Book Review: The Woman in White by Wilkie Collins

This is yet another book that frequently shows up on lists of books to read in your lifetime. When reading Nora Ephron's book, she specifically mentions this book as one that really defined a period of her life in her memory, so I figured it was worth giving it a try myself.

The Woman in White is a fairly complicated mystery novel, beginning when Walter Hartright runs into a mysterious woman wearing all white late at night on a road outside London. She asks him if he knows any men with a Baronet's seat, and she seems very distressed. She won't give him any particulars about herself except that she spent some time in Cumberland and is trying to find the road to London. He tells her which way to go, then overhears a man searching for the woman shortly after saying that she has escaped from his asylum. Walter goes on to his new job as a drawing teacher to two half sisters in Cumberland, Marian Halcombe and Laura Fairlie. Walter becomes good friends with Marian and falls in love with Laura while he is there, to which Marian has a big objection - Laura is already engaged to Sir Percival Glyde. Walter is encouraged to go away to save Laura from too much heartbreak, and he goes on an expedition to South America. In the meantime, Laura marries Sir. Percival in spite of some serious reservations about his character. Laura is given an anonymous letter warning her that he is hiding something, which makes her worry but she is committed to the marriage her dead father arranged for her. Sir Percival quickly shows his true colors after their marriage - he is dangerously in debt and constantly forcing Laura to sign over her money to him, and he is never kind to her. Things quickly snowball for all the characters involved, and the story takes a very unexpected turn.

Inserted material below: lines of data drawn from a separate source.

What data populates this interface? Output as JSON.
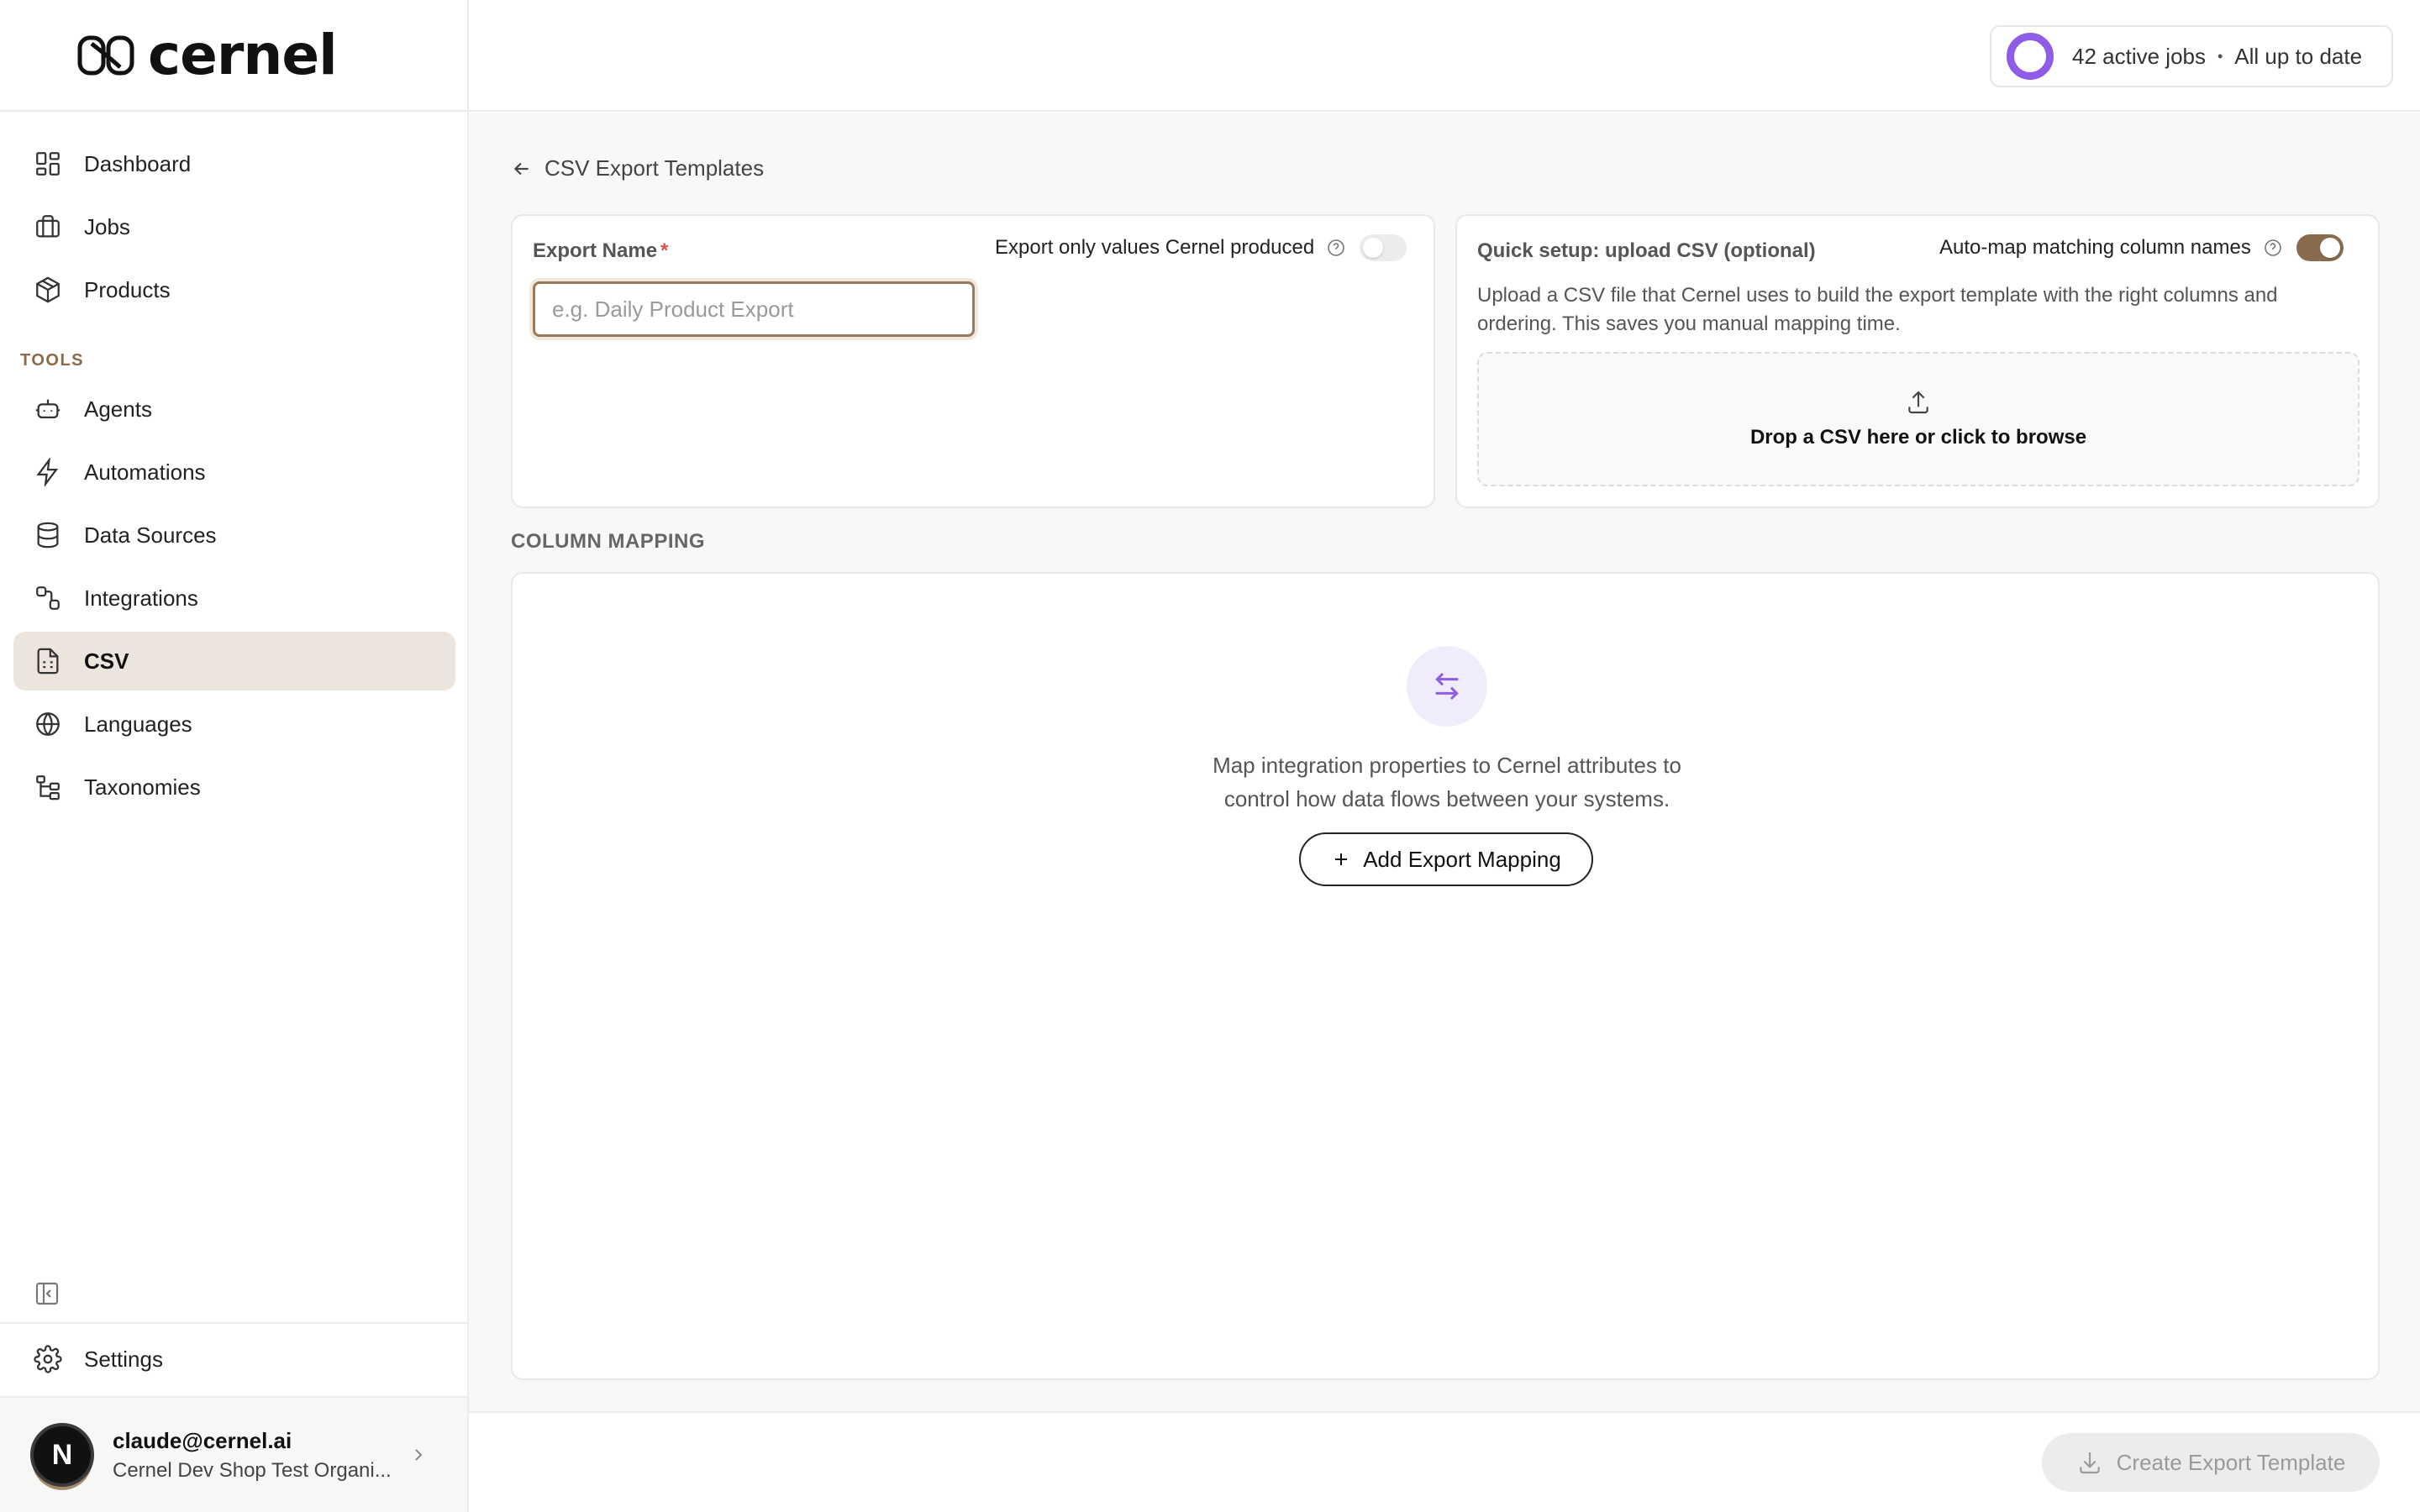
{
  "app": {
    "logo_text": "cernel"
  },
  "sidebar": {
    "items": [
      {
        "label": "Dashboard",
        "icon": "dashboard-icon"
      },
      {
        "label": "Jobs",
        "icon": "briefcase-icon"
      },
      {
        "label": "Products",
        "icon": "package-icon"
      }
    ],
    "tools_label": "TOOLS",
    "tools": [
      {
        "label": "Agents",
        "icon": "bot-icon"
      },
      {
        "label": "Automations",
        "icon": "lightning-icon"
      },
      {
        "label": "Data Sources",
        "icon": "database-icon"
      },
      {
        "label": "Integrations",
        "icon": "integrations-icon"
      },
      {
        "label": "CSV",
        "icon": "csv-file-icon",
        "active": true
      },
      {
        "label": "Languages",
        "icon": "globe-icon"
      },
      {
        "label": "Taxonomies",
        "icon": "taxonomy-icon"
      }
    ],
    "settings_label": "Settings",
    "user": {
      "initial": "N",
      "email": "claude@cernel.ai",
      "org": "Cernel Dev Shop Test Organi..."
    }
  },
  "topbar": {
    "jobs_text": "42 active jobs",
    "separator": "•",
    "status_text": "All up to date",
    "accent_color": "#8e5ce6"
  },
  "main": {
    "back_label": "CSV Export Templates",
    "export_name": {
      "label": "Export Name",
      "required_mark": "*",
      "placeholder": "e.g. Daily Product Export",
      "value": ""
    },
    "export_only_toggle": {
      "label": "Export only values Cernel produced",
      "on": false
    },
    "quick_setup": {
      "title": "Quick setup: upload CSV (optional)",
      "automap_label": "Auto-map matching column names",
      "automap_on": true,
      "description": "Upload a CSV file that Cernel uses to build the export template with the right columns and ordering. This saves you manual mapping time.",
      "dropzone_text": "Drop a CSV here or click to browse"
    },
    "column_mapping": {
      "label": "COLUMN MAPPING",
      "empty_line1": "Map integration properties to Cernel attributes to",
      "empty_line2": "control how data flows between your systems.",
      "add_button": "Add Export Mapping"
    }
  },
  "footer": {
    "create_button": "Create Export Template",
    "disabled": true
  }
}
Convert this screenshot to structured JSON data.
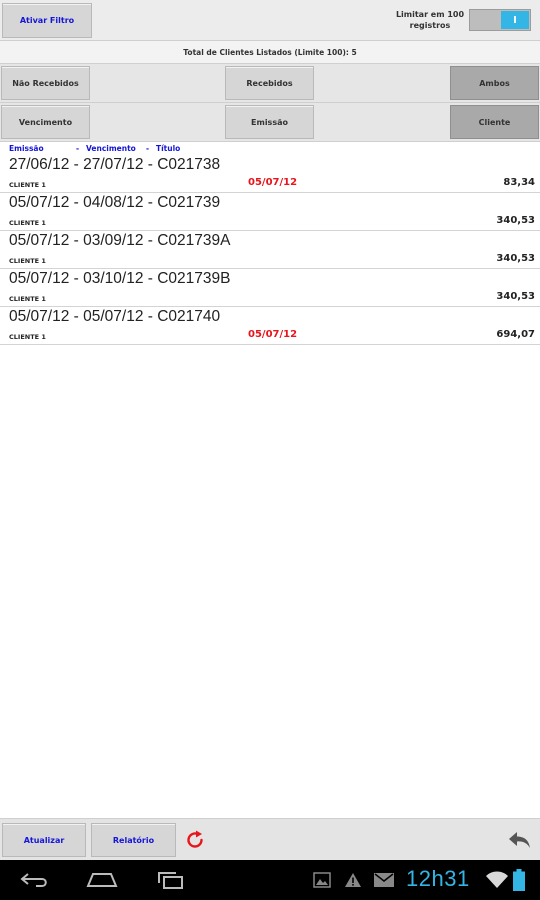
{
  "toolbar": {
    "filter_label": "Ativar Filtro",
    "limit_label": "Limitar em 100 registros",
    "toggle_state": "I"
  },
  "summary": {
    "total_text": "Total de Clientes Listados (Limite 100): 5"
  },
  "status_filter": {
    "options": [
      "Não Recebidos",
      "Recebidos",
      "Ambos"
    ],
    "selected": "Ambos"
  },
  "sort_filter": {
    "options": [
      "Vencimento",
      "Emissão",
      "Cliente"
    ],
    "selected": "Cliente"
  },
  "sort_header": {
    "col1": "Emissão",
    "col2": "Vencimento",
    "col3": "Título"
  },
  "items": [
    {
      "line": "27/06/12 - 27/07/12 - C021738",
      "client": "CLIENTE 1",
      "date": "05/07/12",
      "amount": "83,34"
    },
    {
      "line": "05/07/12 - 04/08/12 - C021739",
      "client": "CLIENTE 1",
      "date": "",
      "amount": "340,53"
    },
    {
      "line": "05/07/12 - 03/09/12 - C021739A",
      "client": "CLIENTE 1",
      "date": "",
      "amount": "340,53"
    },
    {
      "line": "05/07/12 - 03/10/12 - C021739B",
      "client": "CLIENTE 1",
      "date": "",
      "amount": "340,53"
    },
    {
      "line": "05/07/12 - 05/07/12 - C021740",
      "client": "CLIENTE 1",
      "date": "05/07/12",
      "amount": "694,07"
    }
  ],
  "bottom": {
    "update_label": "Atualizar",
    "report_label": "Relatório"
  },
  "system_bar": {
    "clock": "12h31"
  },
  "colors": {
    "accent": "#33b5e5",
    "link_blue": "#1515d8",
    "date_red": "#e8151b",
    "selected_button": "#a9a9a9"
  }
}
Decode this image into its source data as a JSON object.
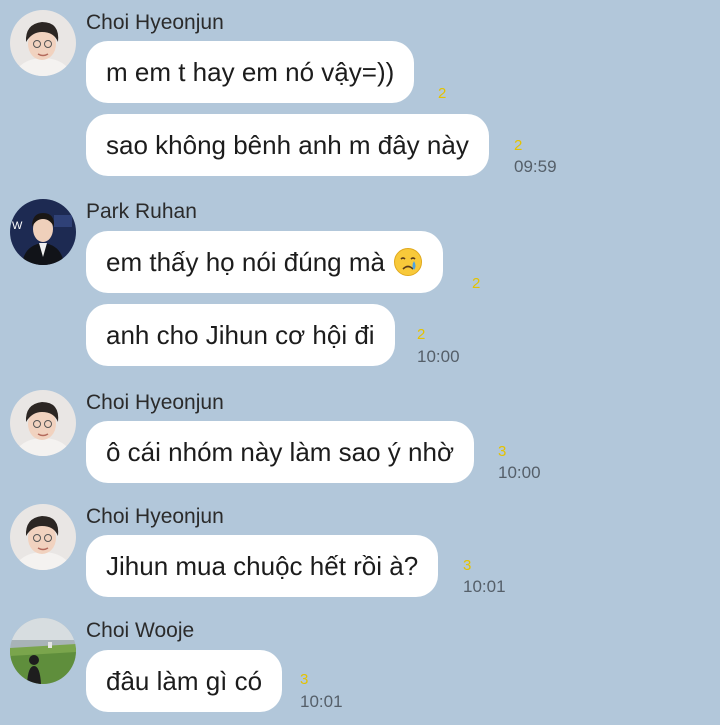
{
  "colors": {
    "background": "#b2c7da",
    "bubble": "#ffffff",
    "unread": "#e4c200",
    "time": "#555f69"
  },
  "groups": [
    {
      "sender": "Choi Hyeonjun",
      "avatar": "avatar-photo-choi-hyeonjun",
      "messages": [
        {
          "text": "m em t hay em nó vậy=))",
          "unread": "2",
          "time": ""
        },
        {
          "text": "sao không bênh anh m đây này",
          "unread": "2",
          "time": "09:59"
        }
      ]
    },
    {
      "sender": "Park Ruhan",
      "avatar": "avatar-photo-park-ruhan",
      "messages": [
        {
          "text": "em thấy họ nói đúng mà",
          "emoji": "crying-face-emoji",
          "unread": "2",
          "time": ""
        },
        {
          "text": "anh cho Jihun cơ hội đi",
          "unread": "2",
          "time": "10:00"
        }
      ]
    },
    {
      "sender": "Choi Hyeonjun",
      "avatar": "avatar-photo-choi-hyeonjun",
      "messages": [
        {
          "text": "ô cái nhóm này làm sao ý nhờ",
          "unread": "3",
          "time": "10:00"
        }
      ]
    },
    {
      "sender": "Choi Hyeonjun",
      "avatar": "avatar-photo-choi-hyeonjun",
      "messages": [
        {
          "text": "Jihun mua chuộc hết rồi à?",
          "unread": "3",
          "time": "10:01"
        }
      ]
    },
    {
      "sender": "Choi Wooje",
      "avatar": "avatar-photo-choi-wooje",
      "messages": [
        {
          "text": "đâu làm gì có",
          "unread": "3",
          "time": "10:01"
        }
      ]
    }
  ]
}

I don't want to give away any of the big plot points since this is supposed to be a mystery. Suffice ti to say that there is a very unexpected plot twist. If you like harlequin mysteries, you will love this book. As a teenager I was obsessed with Victoria Holt books, and this really took me back. The book is clean, but engaging, and even though it was longer I never once lost interest. The book certainly grabbed me, and kept me wanting to know what really happened, which is a good quality in my opinion.  I give this book 4 out of 5 stars.